Attitudes and Barriers Affecting Hearing Aid Use in Hispanics Living in the U.S. Borderland Region
Hearing loss can affect a person’s overall quality of life, and has been linked to depression and dementia in older adults (Brewster, Ciarleglio, Brown, Chen, Kim, Roose, Golub & Rutherford, 2018; Ciorba, Bianchini, Pelucchi, & Pastore, 2012). In the largest study to date of hearing loss among Hispanic adults residing in the U.S., researchers found that nearly 1 in 7 has hearing loss, which is close to the overall national average (National Institutes of Health, 2015).

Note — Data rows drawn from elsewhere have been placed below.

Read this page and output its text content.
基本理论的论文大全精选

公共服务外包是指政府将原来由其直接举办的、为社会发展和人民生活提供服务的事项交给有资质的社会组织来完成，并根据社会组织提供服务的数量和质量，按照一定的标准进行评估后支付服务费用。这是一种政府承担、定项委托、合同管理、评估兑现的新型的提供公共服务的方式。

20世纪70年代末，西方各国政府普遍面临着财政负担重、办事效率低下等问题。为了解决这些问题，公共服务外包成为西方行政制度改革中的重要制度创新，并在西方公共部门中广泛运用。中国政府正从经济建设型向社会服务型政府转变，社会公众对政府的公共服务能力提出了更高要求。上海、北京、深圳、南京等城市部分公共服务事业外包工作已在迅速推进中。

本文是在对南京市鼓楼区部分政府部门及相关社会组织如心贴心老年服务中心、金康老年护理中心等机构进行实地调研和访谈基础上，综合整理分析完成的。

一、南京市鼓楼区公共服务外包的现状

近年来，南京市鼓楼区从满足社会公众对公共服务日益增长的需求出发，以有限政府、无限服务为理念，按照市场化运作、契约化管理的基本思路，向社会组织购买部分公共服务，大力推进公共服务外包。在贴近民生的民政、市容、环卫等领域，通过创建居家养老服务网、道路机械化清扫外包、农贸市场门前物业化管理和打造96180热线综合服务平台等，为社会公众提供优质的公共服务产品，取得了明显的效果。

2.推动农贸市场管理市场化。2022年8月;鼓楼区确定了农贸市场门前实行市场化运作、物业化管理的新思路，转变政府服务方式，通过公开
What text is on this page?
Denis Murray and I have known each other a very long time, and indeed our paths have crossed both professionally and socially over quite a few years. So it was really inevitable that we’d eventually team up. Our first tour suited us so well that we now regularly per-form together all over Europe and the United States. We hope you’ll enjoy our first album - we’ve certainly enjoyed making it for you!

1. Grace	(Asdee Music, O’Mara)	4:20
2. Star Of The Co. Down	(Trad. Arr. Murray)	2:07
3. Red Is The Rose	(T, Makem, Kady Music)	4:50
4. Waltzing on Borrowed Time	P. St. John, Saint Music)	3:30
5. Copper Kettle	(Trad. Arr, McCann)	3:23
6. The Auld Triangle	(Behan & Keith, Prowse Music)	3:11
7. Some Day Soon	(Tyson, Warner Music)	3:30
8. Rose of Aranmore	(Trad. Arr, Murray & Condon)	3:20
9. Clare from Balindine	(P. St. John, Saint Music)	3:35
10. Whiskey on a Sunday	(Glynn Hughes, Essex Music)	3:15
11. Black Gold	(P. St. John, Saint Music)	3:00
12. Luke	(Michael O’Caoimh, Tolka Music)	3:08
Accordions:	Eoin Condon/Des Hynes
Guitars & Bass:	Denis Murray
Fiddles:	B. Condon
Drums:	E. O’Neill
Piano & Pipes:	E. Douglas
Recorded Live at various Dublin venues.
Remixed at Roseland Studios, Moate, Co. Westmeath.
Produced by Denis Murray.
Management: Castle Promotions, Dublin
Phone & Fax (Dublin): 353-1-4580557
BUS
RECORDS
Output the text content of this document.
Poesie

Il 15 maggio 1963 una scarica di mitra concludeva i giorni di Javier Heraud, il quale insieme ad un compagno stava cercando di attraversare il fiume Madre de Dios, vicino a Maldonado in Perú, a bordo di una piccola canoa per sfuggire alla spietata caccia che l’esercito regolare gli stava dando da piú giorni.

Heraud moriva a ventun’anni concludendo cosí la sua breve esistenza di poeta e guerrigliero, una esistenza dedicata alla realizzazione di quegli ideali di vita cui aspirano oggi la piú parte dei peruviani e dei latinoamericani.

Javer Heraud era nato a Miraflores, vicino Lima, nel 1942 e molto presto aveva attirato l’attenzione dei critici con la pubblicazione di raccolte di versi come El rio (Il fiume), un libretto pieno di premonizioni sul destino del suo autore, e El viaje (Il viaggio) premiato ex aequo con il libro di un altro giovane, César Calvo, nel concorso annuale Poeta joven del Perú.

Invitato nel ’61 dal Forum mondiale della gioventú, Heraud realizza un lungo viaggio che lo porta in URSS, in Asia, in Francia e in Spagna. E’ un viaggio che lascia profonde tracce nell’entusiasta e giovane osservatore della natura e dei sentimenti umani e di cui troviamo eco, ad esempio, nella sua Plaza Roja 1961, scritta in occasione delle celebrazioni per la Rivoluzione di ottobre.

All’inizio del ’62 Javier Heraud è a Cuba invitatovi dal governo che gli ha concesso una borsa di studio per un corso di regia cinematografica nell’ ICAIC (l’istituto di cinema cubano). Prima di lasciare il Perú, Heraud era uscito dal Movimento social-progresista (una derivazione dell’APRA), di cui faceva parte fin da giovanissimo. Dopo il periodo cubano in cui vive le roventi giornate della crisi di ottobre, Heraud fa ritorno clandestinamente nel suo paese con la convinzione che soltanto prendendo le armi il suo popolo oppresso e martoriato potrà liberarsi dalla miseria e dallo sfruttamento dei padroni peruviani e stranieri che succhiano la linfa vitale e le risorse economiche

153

Currently, hearing aids are the primary/most effective treatment for an age-related hearing loss; Unfortunately, the adult uptake rates are low (Chien & Lin, 2012; Gates, Cooper, Kannel, & Miller, 1990; Lee, Carlson, Lee, Ray, & Markides, 1991). The prevalence of hearing aid use among Hispanics is even lower, and has been estimated to range from 2% to 11% in Mexican Americans (Lee et. al., 1991). However, factors that may contribute to low hearing aid use in Hispanics remain unclear. Thus, we examined the incidence of hearing loss and the attitudes and/or barriers towards hearing aid use among Hispanic adults living in the Borderland region. A total of 181 Hispanic adults, ages 42–93, from the Paso Del Norte (El Paso, Texas) region of the U.S. participated in this study. Participants completed the Hearing Handicap Inventory Screening Questionnaire for Adults (HHIA) and a hearing aid attitudes survey, which consisted of questions related to hearing loss and hearing aids, as well as, questions regarding general demographic information. Both surveys were administered in paper and pencil format. Last, participants’ hearing thresholds were screened at 25 dB HL at 1000, 2000, and 4000 Hz (ASHA, 2018). Results indicated that 63.8% of participants indicated that they would use hearing aids. Logistic regression analysis indicated participants’ self-reported hearing handicap was the best predictor (p < .05) of an individual’s willingness to use hearing aids. Perception of not needing hearing aids was the most commonly cited reason for the nonuse of hearing aids.
Sotelo, Loren Renee, "Attitudes and Barriers Affecting Hearing Aid Use in Hispanics Living in the U.S. Borderland Region" (2019). ETD Collection for University of Texas, El Paso. AAI13881090.